O Plenário do Supremo Tribunal Federal (STF) iniciou na quarta-feira (26) o julgamento conjunto de seis ações diretas de inconstitucionalidade acerca das normas da Paraíba e mais dois estados, que deverá estabelecer os parâmetros para a adoção das regras de emendas impositivas e definir até onde as Assembleias Legislativas podem ampliar a parcela do orçamento vinculada a indicações de deputados estaduais.
Através do Congresso em Foco, três ações foram propostas pelo governador da Paraíba. Na ADI 7869, o governo questiona a destinação de 2% da receita corrente líquida às emendas individuais. O relator, ministro Alexandre de Moraes, reduziu provisoriamente o percentual para 1,55%.
Moraes também relata a ADI 7643, que discute dispositivos do Plano Plurianual de 2024 a 2027 que fixam prazos para pagamento e alteração das emendas. Os trechos foram suspensos cautelarmente até a análise definitiva do caso.
A terceira ação, ADI 7867, relatada pelo presidente do STF, Edson Fachin, questiona dispositivos da Lei de Diretrizes Orçamentárias de 2026 que reservaram 1,5% da receita corrente líquida para emendas impositivas. Fachin também suspendeu provisoriamente os trechos questionados.
Governadores sustentam que a expansão das emendas reduz a margem do Executivo para financiar políticas públicas e pode comprometer a gestão fiscal. Assembleias Legislativas defendem que as regras adotadas no Congresso devem ser reproduzidas nos estados pelo princípio da simetria. Na quarta, o STF ouviu manifestações das partes em duas das ações. O julgamento foi suspenso e será retomado posteriormente.

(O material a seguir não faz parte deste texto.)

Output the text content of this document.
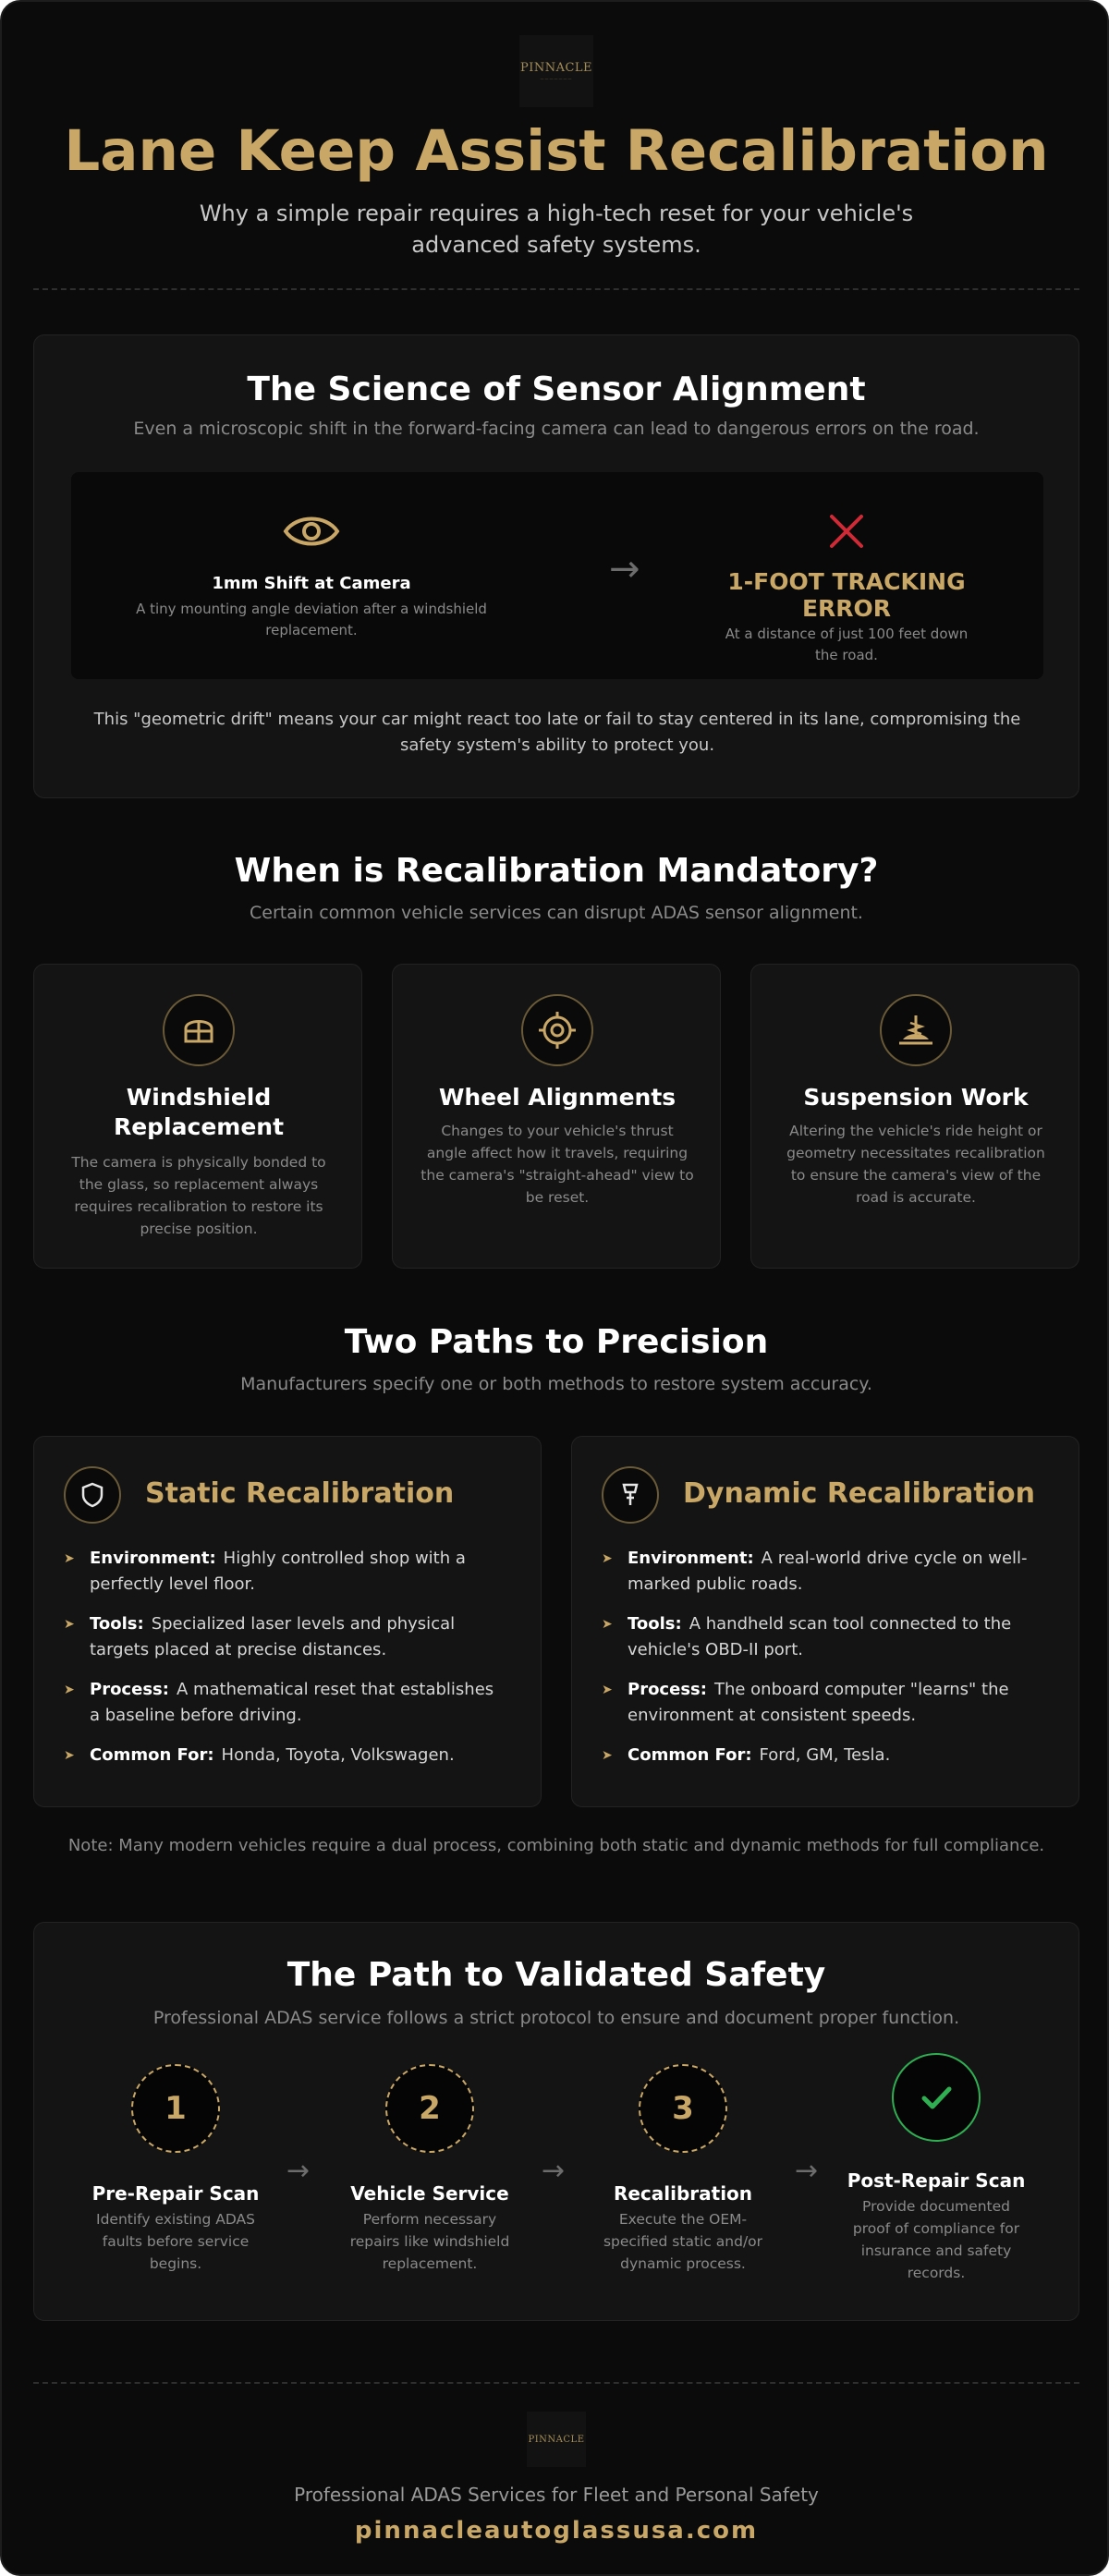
PINNACLE
———————
Lane Keep Assist Recalibration

Why a simple repair requires a high-tech reset for your vehicle's advanced safety systems.

The Science of Sensor Alignment

Even a microscopic shift in the forward-facing camera can lead to dangerous errors on the road.

1mm Shift at Camera
A tiny mounting angle deviation after a windshield replacement.
→	1-FOOT TRACKING ERROR
At a distance of just 100 feet down the road.

This "geometric drift" means your car might react too late or fail to stay centered in its lane, compromising the safety system's ability to protect you.

When is Recalibration Mandatory?

Certain common vehicle services can disrupt ADAS sensor alignment.

Windshield Replacement
The camera is physically bonded to the glass, so replacement always requires recalibration to restore its precise position.
Wheel Alignments
Changes to your vehicle's thrust angle affect how it travels, requiring the camera's "straight-ahead" view to be reset.
Suspension Work
Altering the vehicle's ride height or geometry necessitates recalibration to ensure the camera's view of the road is accurate.
Two Paths to Precision

Manufacturers specify one or both methods to restore system accuracy.

Static Recalibration
➤ Environment: Highly controlled shop with a perfectly level floor.
➤ Tools: Specialized laser levels and physical targets placed at precise distances.
➤ Process: A mathematical reset that establishes a baseline before driving.
➤ Common For: Honda, Toyota, Volkswagen.
Dynamic Recalibration
➤ Environment: A real-world drive cycle on well-marked public roads.
➤ Tools: A handheld scan tool connected to the vehicle's OBD-II port.
➤ Process: The onboard computer "learns" the environment at consistent speeds.
➤ Common For: Ford, GM, Tesla.

Note: Many modern vehicles require a dual process, combining both static and dynamic methods for full compliance.

The Path to Validated Safety

Professional ADAS service follows a strict protocol to ensure and document proper function.

1
Pre-Repair Scan
Identify existing ADAS faults before service begins.
→
2
Vehicle Service
Perform necessary repairs like windshield replacement.
→
3
Recalibration
Execute the OEM-specified static and/or dynamic process.
→	Post-Repair Scan
Provide documented proof of compliance for insurance and safety records.
PINNACLE

Professional ADAS Services for Fleet and Personal Safety

pinnacleautoglassusa.com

Mês passado, a ALPB aprovou a LDO com votação que ocorreu após entendimento firmado entre a Assembleia Legislativa e o Governo do Estado sobre as emendas parlamentares impositivas, prevendo a inclusão de um dispositivo no texto da lei para permitir adequações automáticas, caso o Supremo Tribunal Federal modifique o entendimento sobre a matéria durante o julgamento da ação que questiona dispositivos da LDO de 2026.